Wyatt Waters, Opinion Editor

It’s a sensation that everyone knows: as the final words of the novel pass under your eyes, an anxious energy swells, dredging up a million thoughts and emotions. Closing the cover of the book, those words continue to glimmer in your mind, and slowly a vague understanding begins to sprout. Such is the stimulating effect of the literature taught in Liberty’s classrooms, for it plants and nurtures the seed of insight into the flower of understanding.
Like a spotlight in a pitch black room, Liberty’s English Literature books reveal the nature, detail, and significance of essential human questions that find answers nowhere else. Between these works a breadth of topics unfurl, including revenge, objective versus subjective reality, and perceiving others with compassionate understanding. A truly inclusive art, literature speaks to a common humanity found in any person.
As useful as other subjects such as math and science are, there is no equation for morality, nor formula for the right emotion in a situation.

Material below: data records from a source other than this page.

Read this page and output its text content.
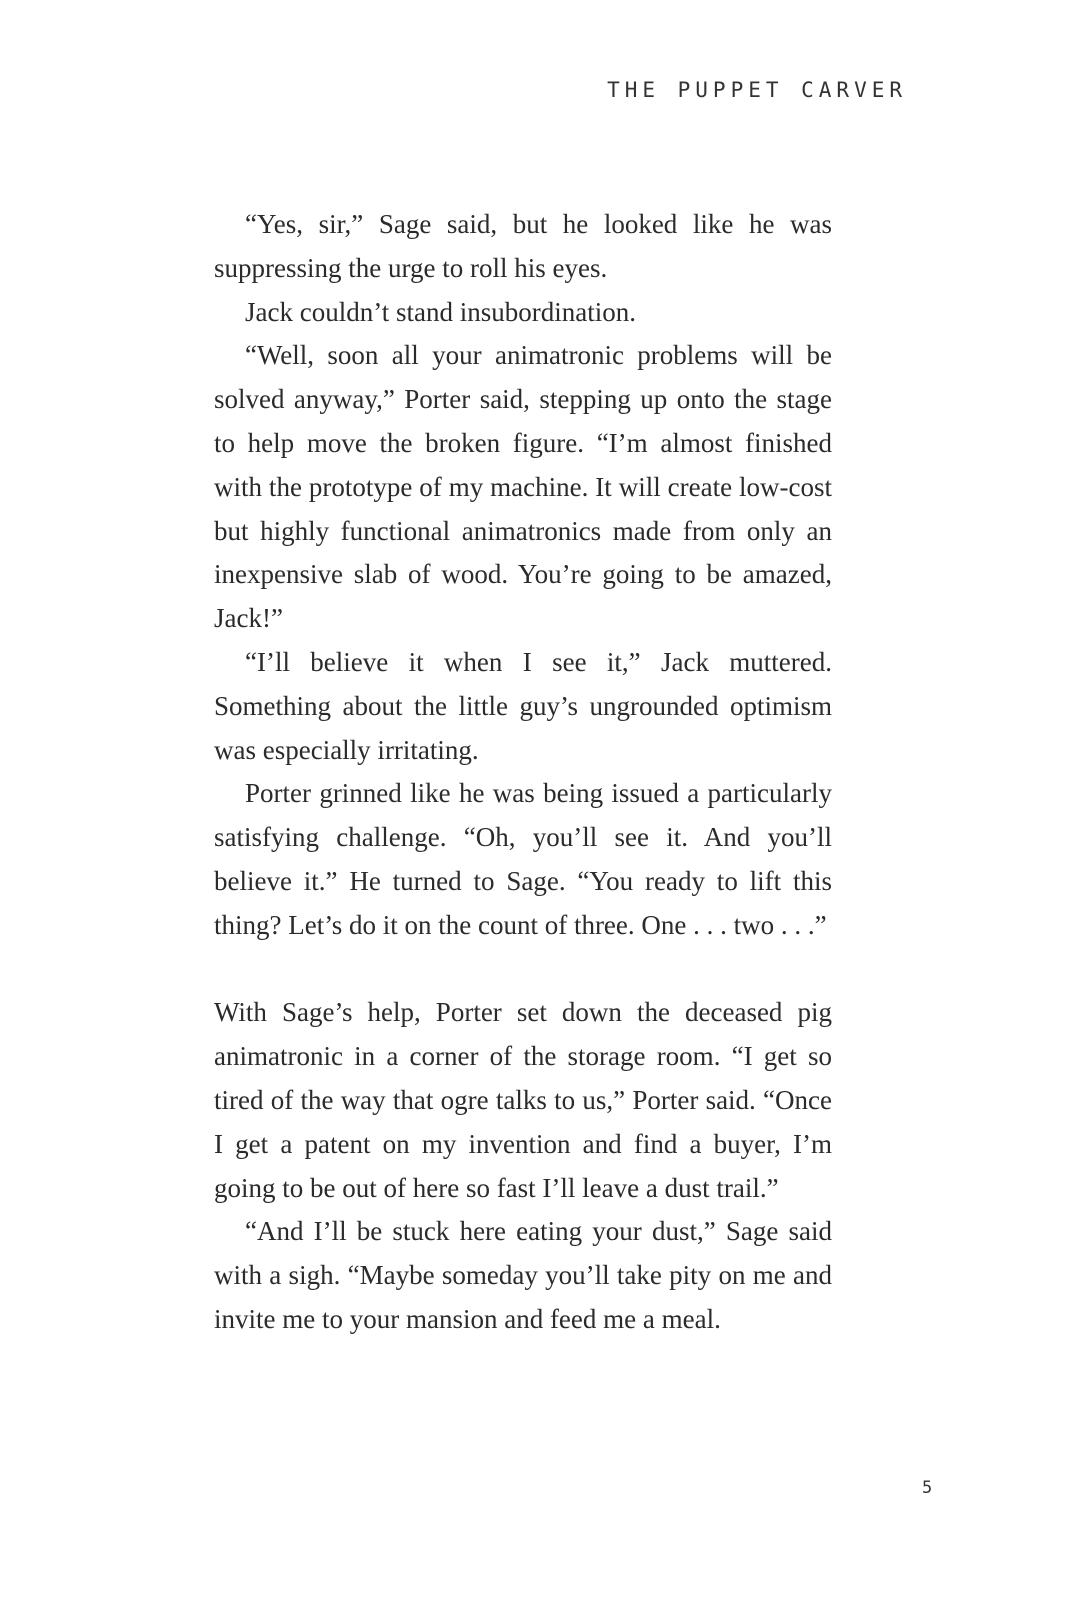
THE PUPPET CARVER

“Yes, sir,” Sage said, but he looked like he was suppressing the urge to roll his eyes.

Jack couldn’t stand insubordination.

“Well, soon all your animatronic problems will be solved anyway,” Porter said, stepping up onto the stage to help move the broken figure. “I’m almost finished with the prototype of my machine. It will create low-cost but highly functional animatronics made from only an inexpensive slab of wood. You’re going to be amazed, Jack!”

“I’ll believe it when I see it,” Jack muttered. Something about the little guy’s ungrounded optimism was especially irritating.

Porter grinned like he was being issued a particularly satisfying challenge. “Oh, you’ll see it. And you’ll believe it.” He turned to Sage. “You ready to lift this thing? Let’s do it on the count of three. One . . . two . . .”

With Sage’s help, Porter set down the deceased pig animatronic in a corner of the storage room. “I get so tired of the way that ogre talks to us,” Porter said. “Once I get a patent on my invention and find a buyer, I’m going to be out of here so fast I’ll leave a dust trail.”

“And I’ll be stuck here eating your dust,” Sage said with a sigh. “Maybe someday you’ll take pity on me and invite me to your mansion and feed me a meal.

5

Striving towards understanding complexity, works such as 1984 and the Adventures of Huckleberry Finn enable each reader to question, qualify, and decide their own conclusions on the issue, something offered no where else.
The prominent cultural aspects of today, such as social media, challenge and expand the minds of students comparatively far less, yet enjoy far more attention time. Thus, more than ever, it is crucial that student’s English classes, and the literature they teach, empower students to ponder questions that reach far beyond their comparatively small world.
While social media certainly reveals something about human nature, literature alone holds the power to hold the mirror up to mankind, forcing readers to reconsider and reshape their perspective of the world.